I really wish it was. It seems that life has dealt me a hand of crap lately. Last Friday, while driving to work I got in a car wreck. It was not fun in the least bit. I am trying to remain positive, believe me I know it's tough.
I did about $2500 worth of damage, and I have a rental car to get me around. I scratch that I have a freaking car with it's own zip code. It's a Nissan Sextera. Just kidding it's an Xterra and it's huge. I drive it and the freaking thing rattles. Recently, in a text convo with Kristy we were discussing that I like large cars. Guess what? I totally lied. So I am driving this BIG Ass car, and I feel like I should stop to screw in the bolts tighter because the f'ing thing rattles. I don't recommend this vehicle for purchase and I am pretty sure that the mother f'er is going to be a gas guzzler.
I did decide not to buy, because of the whole down payment issue. My parentals were not able to help out as much as they thought but we're all going to save and perhaps try again next year. So now the quest is on to look for a place to live. Sadly the rental situation you have to wait forever, almost to the end to figure out where you're going to live.
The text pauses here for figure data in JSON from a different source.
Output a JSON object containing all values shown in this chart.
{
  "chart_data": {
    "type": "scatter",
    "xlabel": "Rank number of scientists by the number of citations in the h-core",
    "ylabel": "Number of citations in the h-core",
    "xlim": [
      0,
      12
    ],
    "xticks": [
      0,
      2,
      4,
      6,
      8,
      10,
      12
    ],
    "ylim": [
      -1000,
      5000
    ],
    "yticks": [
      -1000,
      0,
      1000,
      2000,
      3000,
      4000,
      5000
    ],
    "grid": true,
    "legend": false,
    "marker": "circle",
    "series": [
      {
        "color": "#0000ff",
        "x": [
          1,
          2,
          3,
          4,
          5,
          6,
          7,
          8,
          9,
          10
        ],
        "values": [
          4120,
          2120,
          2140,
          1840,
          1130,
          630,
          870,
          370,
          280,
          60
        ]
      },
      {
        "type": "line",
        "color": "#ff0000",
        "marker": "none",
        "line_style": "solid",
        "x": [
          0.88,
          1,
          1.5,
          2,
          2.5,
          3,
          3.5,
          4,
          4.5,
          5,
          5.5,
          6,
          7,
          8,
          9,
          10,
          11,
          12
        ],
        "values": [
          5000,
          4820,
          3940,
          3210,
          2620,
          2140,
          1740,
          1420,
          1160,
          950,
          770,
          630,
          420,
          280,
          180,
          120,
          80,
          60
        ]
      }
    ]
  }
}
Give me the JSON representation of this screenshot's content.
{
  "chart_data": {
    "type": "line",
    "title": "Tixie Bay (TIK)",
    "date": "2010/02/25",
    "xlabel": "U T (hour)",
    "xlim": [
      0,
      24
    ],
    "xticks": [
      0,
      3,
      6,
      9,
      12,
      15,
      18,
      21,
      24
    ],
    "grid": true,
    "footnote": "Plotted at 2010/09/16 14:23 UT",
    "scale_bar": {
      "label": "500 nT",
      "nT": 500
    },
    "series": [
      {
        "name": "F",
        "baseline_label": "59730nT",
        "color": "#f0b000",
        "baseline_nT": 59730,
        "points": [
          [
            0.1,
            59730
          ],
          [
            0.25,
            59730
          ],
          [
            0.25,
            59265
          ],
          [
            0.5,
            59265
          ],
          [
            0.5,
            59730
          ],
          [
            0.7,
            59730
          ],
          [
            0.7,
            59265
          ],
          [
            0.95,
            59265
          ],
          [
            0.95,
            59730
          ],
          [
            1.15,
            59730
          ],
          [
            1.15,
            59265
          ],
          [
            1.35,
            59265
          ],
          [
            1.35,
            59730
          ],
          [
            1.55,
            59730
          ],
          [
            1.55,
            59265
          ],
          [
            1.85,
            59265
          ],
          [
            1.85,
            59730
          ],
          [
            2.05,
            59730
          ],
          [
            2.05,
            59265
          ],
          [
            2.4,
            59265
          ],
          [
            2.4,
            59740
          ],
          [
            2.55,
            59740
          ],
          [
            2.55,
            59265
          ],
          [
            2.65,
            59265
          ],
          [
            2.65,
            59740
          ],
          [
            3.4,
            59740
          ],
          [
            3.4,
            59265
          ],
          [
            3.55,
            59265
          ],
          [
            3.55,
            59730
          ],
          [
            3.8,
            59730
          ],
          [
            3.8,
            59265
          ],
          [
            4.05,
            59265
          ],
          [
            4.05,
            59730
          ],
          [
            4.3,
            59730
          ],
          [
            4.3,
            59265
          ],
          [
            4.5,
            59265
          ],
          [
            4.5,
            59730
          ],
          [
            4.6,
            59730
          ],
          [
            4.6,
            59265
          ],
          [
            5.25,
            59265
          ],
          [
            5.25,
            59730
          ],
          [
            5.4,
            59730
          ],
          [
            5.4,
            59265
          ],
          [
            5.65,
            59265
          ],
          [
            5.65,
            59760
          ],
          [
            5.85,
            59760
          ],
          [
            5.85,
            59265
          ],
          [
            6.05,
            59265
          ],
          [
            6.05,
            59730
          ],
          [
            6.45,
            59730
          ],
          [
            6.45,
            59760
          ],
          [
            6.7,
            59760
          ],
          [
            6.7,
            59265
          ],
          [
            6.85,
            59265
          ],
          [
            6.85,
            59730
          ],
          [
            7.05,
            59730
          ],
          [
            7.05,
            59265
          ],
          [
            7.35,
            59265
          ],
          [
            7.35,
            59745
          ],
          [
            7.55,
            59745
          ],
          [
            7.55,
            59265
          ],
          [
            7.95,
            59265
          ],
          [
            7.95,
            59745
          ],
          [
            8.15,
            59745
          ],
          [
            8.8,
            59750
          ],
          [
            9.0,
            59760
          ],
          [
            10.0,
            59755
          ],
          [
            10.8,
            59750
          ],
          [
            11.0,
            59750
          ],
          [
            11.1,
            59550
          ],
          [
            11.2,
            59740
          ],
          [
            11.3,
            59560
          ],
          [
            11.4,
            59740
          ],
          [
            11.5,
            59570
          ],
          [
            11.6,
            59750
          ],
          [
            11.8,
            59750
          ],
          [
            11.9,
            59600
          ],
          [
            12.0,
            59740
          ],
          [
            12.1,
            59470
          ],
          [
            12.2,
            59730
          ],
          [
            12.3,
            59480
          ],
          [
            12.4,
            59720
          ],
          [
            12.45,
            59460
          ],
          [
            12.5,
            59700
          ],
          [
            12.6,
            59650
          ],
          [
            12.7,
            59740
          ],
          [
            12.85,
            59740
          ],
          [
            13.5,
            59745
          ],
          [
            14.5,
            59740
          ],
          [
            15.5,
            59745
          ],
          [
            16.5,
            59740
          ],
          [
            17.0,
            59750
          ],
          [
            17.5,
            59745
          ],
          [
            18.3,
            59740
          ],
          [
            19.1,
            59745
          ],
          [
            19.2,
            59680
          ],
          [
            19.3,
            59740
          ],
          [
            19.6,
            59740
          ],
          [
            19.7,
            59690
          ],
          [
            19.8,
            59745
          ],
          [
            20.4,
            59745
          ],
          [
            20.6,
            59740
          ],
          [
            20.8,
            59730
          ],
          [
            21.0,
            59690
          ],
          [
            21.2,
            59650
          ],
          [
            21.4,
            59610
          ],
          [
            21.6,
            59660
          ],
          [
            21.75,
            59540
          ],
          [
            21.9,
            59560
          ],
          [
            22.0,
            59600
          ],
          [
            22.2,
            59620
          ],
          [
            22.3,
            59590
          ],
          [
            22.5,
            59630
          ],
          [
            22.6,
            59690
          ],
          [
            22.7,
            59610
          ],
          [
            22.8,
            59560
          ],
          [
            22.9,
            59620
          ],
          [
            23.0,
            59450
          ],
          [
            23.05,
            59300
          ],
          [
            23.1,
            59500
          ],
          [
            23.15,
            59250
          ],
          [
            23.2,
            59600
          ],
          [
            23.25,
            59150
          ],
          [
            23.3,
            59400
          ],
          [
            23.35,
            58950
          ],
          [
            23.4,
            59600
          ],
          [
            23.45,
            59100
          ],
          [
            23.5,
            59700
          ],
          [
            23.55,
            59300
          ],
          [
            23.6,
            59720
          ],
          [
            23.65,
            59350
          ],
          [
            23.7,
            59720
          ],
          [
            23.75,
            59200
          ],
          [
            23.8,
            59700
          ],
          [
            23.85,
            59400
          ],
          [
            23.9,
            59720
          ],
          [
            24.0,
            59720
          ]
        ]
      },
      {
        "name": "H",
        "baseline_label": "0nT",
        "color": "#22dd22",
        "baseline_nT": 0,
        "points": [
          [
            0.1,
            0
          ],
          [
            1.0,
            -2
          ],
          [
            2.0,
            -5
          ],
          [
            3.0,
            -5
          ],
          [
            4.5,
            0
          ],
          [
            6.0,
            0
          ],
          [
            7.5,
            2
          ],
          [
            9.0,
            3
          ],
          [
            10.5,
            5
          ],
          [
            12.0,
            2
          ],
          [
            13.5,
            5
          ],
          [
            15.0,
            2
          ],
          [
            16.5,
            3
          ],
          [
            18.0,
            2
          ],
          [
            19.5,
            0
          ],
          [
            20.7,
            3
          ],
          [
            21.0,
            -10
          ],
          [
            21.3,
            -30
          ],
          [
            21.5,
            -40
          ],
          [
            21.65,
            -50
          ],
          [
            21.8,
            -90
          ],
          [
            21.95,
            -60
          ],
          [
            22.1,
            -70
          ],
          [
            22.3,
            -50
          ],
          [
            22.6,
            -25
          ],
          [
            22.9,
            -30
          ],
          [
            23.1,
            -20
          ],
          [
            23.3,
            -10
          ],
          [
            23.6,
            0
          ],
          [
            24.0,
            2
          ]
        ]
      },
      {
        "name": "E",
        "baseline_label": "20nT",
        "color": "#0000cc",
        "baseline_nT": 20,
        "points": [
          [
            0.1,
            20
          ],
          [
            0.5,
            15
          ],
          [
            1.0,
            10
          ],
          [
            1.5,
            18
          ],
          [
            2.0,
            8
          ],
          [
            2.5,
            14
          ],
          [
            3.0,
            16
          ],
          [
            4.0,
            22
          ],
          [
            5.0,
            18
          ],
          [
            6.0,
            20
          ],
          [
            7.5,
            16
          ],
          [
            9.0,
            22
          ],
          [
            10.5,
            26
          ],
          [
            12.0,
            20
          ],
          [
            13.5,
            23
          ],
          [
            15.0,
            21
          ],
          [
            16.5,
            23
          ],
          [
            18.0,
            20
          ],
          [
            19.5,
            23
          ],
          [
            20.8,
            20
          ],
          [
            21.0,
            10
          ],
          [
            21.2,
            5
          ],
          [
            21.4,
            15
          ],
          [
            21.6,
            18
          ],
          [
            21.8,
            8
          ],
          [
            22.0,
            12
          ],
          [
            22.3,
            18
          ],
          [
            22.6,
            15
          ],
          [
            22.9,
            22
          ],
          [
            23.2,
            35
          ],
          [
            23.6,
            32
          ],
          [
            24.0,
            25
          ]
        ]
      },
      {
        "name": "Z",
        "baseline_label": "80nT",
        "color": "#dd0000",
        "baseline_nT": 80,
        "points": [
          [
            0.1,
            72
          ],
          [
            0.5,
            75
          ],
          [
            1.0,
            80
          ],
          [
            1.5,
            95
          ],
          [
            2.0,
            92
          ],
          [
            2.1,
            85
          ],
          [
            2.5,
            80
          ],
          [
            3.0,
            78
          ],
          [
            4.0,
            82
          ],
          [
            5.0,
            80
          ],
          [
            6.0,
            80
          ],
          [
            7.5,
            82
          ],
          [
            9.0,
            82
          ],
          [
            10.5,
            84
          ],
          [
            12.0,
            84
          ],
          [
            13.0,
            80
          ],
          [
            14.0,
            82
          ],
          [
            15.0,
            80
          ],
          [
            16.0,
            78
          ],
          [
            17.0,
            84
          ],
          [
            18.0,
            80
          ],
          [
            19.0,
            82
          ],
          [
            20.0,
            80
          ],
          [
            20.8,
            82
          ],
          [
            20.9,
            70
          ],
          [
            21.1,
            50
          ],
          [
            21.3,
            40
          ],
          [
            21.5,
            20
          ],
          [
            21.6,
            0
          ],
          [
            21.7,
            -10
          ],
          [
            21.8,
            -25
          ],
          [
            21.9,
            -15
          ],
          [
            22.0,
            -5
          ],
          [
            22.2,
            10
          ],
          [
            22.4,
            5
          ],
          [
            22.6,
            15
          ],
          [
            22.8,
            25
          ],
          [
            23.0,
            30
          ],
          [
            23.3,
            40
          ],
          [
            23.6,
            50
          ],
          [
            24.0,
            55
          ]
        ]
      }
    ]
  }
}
It's annoying in my humble opinion, as a TYPE A person it's a challenge to just let live and be.
Grandma is doing better. She's been moved from the 4th floor to the 2nd, I hear that this is a good thing. Since I wrecked my car this Friday I didn't exactly drive all around this weekend.
I have been experiencing negativity, specifically surrounded by my upcoming birthday. Each year I reflect on the previous year. Yes it's been a good year, I have a decent paying job, a home, great friends, a loving dog, and many things to give thanks for. I tend to focus on the negative though, like the fact that I chose the wrong person AGAIN to love. There is something seriously wrong with me that I choose this person who was incapable of loving me back to love. This is not the first time that this has happened. Perhaps, it's easier to make myself available and open to those with whom I have no chance. I don't know, but it seriously irks me in a way that I am not able to describe into words.
I am not upset about cookie. This is the truth... there has been so many other things going on that I have determined that one who is married to one's job should not answer another persons ad for online dating when they specifically request you to NOT have this characteristic. Am I blaming him? Mostly... But he deserves it.
I hope you're all doing much more positively than I. I am seeking positive energy... but some days the negativity/apathy wins out.